Für den Alltagsnutzer, der ein bezahlbares, robustes und einfach zu bedienendes 11kW-Ladegerät sucht, bietet der Green Cell Habu ein sehr gutes Preis-Leistungs-Verhältnis. Die einfache Plug-and-Play-Nutzung ohne zusätzliche Blackbox reduziert mögliche Fehlerquellen beim Anschluss, was gerade in Alltagssituationen und bei häufigem Umsteigen zwischen Fahrzeugen und Stellplätzen einen klaren Vorteil darstellt. Allerdings sollten potenzielle Käufer berücksichtigen, dass fehlende smarte Steuerungsmöglichkeiten und die begrenzte Flexibilität bei der Einbindung in Heimnetze für einige Nutzergruppen Nachteil sein können.

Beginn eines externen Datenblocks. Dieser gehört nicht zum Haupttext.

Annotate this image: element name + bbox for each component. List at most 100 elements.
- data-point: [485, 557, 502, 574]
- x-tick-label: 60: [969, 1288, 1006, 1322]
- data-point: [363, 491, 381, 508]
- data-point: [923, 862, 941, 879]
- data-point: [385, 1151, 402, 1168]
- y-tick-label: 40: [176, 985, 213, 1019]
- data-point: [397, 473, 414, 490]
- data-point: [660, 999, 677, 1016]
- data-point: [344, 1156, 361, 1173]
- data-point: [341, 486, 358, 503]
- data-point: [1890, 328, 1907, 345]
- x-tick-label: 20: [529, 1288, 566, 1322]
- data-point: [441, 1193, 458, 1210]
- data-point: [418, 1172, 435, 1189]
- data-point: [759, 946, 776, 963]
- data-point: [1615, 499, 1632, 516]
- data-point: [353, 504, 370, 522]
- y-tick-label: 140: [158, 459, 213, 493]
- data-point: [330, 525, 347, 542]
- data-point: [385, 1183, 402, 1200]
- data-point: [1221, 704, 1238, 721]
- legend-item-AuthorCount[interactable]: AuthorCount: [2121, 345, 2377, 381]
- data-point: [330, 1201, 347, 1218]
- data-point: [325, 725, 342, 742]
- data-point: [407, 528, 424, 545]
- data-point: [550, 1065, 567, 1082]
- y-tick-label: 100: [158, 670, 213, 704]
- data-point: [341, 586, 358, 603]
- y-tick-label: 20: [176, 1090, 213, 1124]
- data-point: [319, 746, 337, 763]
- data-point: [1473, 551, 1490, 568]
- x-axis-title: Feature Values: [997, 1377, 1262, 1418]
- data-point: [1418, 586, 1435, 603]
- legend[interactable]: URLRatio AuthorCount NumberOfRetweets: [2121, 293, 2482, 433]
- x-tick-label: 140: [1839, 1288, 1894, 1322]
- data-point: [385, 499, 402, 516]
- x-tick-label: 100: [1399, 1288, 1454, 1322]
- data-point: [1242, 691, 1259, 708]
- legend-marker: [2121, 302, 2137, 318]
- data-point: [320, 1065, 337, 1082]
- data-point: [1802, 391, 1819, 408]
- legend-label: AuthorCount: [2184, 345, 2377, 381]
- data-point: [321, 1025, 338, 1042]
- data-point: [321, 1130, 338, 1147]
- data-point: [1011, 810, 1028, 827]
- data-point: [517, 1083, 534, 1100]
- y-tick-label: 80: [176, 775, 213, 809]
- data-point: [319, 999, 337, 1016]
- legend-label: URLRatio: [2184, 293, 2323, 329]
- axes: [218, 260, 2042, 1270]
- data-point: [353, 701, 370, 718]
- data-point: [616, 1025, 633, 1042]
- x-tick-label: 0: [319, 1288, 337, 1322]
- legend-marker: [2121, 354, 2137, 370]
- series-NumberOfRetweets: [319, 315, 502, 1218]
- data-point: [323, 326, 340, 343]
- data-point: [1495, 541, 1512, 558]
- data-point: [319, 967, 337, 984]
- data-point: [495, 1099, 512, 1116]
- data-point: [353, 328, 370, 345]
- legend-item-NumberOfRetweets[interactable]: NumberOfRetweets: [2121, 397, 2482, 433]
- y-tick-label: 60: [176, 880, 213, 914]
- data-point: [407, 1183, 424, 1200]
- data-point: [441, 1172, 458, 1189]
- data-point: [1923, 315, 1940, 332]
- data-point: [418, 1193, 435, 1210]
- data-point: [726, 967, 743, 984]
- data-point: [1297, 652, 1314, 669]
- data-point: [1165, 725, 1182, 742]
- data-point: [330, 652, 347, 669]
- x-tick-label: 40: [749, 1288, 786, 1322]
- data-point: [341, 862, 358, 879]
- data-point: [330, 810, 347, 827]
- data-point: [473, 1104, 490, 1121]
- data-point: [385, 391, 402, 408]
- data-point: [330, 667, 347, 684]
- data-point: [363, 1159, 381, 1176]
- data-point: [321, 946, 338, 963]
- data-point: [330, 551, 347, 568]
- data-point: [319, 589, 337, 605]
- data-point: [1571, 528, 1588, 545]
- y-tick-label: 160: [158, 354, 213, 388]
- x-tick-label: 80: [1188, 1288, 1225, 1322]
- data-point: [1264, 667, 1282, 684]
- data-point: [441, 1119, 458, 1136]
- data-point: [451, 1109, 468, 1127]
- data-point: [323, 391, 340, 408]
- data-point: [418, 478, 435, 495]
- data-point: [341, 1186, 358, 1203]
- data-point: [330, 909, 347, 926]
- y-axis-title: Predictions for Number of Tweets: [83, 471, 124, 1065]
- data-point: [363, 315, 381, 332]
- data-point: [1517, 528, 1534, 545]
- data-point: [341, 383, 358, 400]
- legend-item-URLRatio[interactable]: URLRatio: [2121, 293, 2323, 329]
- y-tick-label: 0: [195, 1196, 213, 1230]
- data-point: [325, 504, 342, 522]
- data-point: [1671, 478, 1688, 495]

Vielreisende und Nutzer, die mobil stets maximale Zuverlässigkeit suchen, profitieren von der kompakten Bauweise und der wetterfesten Konstruktion, da sie so unterwegs ohne Installationshindernisse laden können. Die Habu ist keine High-End-Wallbox, sondern ein durchdachtes, praktikables Werkzeug für alltägliche Ladebedürfnisse jenseits des klassischen Heimladens. Insgesamt empfiehlt sich der Kauf insbesondere für praktische Anwender, die Wert auf Einfachheit, Preisbewusstsein und gute Grundfunktion legen.
Fazit
Der Green Cell Habu 11kW Charger überzeugt im Alltag vor allem durch seine solide Ladeleistung und die einfache Handhabung, was ihn besonders für Besitzer von Elektroautos mit regelmäßigen längeren Fahrstrecken interessant macht. Wer auf eine zuverlässige, schnelle und flexible Ladelösung setzt, findet hier eine lohnenswerte Investition.
Für Gelegenheitsfahrer oder Nutzer mit geringeren Ladebedarfen kann das Preis-Leistungs-Verhältnis hingegen weniger attraktiv sein. Interessenten sollten vor dem Kauf genau prüfen, wie häufig und wie schnell sie laden müssen, um den Habu sinnvoll einsetzen zu können.